Нат в отчаянии подскочил к столу, схватил доктора за руку. Он попытался произнести какие-то умоляющие слова, однако губы зашевелиться не пожелали, и Нат просто подергал доктора за руку, чтобы заставить понять. Он начал огибать стол, но потерял, зацепившись бедром за угол, равновесие и едва успел снова рухнуть в кресло, как на него опять навалилась тьма.
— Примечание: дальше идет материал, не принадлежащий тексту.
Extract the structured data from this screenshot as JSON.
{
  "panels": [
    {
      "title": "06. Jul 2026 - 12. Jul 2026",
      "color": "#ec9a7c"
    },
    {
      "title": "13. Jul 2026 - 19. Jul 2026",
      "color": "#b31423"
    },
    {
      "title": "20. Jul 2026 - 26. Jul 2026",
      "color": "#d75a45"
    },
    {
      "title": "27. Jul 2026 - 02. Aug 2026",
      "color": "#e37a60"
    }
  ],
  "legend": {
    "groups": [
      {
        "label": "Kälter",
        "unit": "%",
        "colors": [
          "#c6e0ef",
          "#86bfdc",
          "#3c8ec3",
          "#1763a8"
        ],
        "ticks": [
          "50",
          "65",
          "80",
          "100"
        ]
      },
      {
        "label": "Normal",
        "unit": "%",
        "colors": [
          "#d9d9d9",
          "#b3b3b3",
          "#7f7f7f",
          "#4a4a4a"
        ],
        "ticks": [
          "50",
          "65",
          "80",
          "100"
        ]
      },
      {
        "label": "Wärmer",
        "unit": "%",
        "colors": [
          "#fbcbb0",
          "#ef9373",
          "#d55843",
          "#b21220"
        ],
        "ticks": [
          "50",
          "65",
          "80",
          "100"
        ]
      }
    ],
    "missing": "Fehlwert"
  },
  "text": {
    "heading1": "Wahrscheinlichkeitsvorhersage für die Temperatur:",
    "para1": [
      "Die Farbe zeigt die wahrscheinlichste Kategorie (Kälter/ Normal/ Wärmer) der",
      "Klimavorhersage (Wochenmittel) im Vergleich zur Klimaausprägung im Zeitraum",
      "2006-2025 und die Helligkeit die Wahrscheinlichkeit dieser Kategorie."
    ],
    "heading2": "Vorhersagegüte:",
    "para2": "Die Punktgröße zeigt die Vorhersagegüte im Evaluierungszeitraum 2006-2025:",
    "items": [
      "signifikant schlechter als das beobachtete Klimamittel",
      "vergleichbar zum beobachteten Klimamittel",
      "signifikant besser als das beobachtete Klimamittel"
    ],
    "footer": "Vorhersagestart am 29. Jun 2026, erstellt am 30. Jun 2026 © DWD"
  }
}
Очнувшись, он при первом же проблеске сознания понял, что его наполняет приятное ощущение бодрости. Что-то крошечное сильно холодило сгиб локтя, Нат остро чувствовал эту точку, которая так приятно возбуждала его, что он даже улыбнулся от удовольствия. Прошло несколько минут, прежде чем он пришел в себя окончательно, однако, еще только выкарабкиваясь из темноты, Нат принялся составлять план. Первый шаг сделан, это главное, все остальное не важно. Нужно же думать и о завтрашнем дне (Господи, Карл точно в воду глядел!), и о послезавтрашнем, и о дне, который наступит за ним, — да, но действовать следует быстро, пока полученный им укол не заработал в полную силу и не увлек его во мглу нереальности, заставив забыть обо всем на свете.

— Тебе лучше, Нат?

Доктор Вайнер стоял рядом с ним, еще держа в руке шприц. Нат кивнул. Доктор осмотрел метины, оставленные прежними уколами, и спокойно направился в угол кабинета, чтобы опустить шприц в чашу с антисептическим раствором. Как только доктор повернулся к Нату спиной, тот принялся шарить по кабинету глазами. Он уже заметил стоявшую на столе бутылочку с жидкостью, и теперь торопливо оглядывал выстроившиеся вдоль стен кабинета стеклянные шкафы, высматривая на их полках другие такие же. Чувствовал он себя хорошо, просто-напросто хорошо, однако старался сохранять на лице удрученное выражение.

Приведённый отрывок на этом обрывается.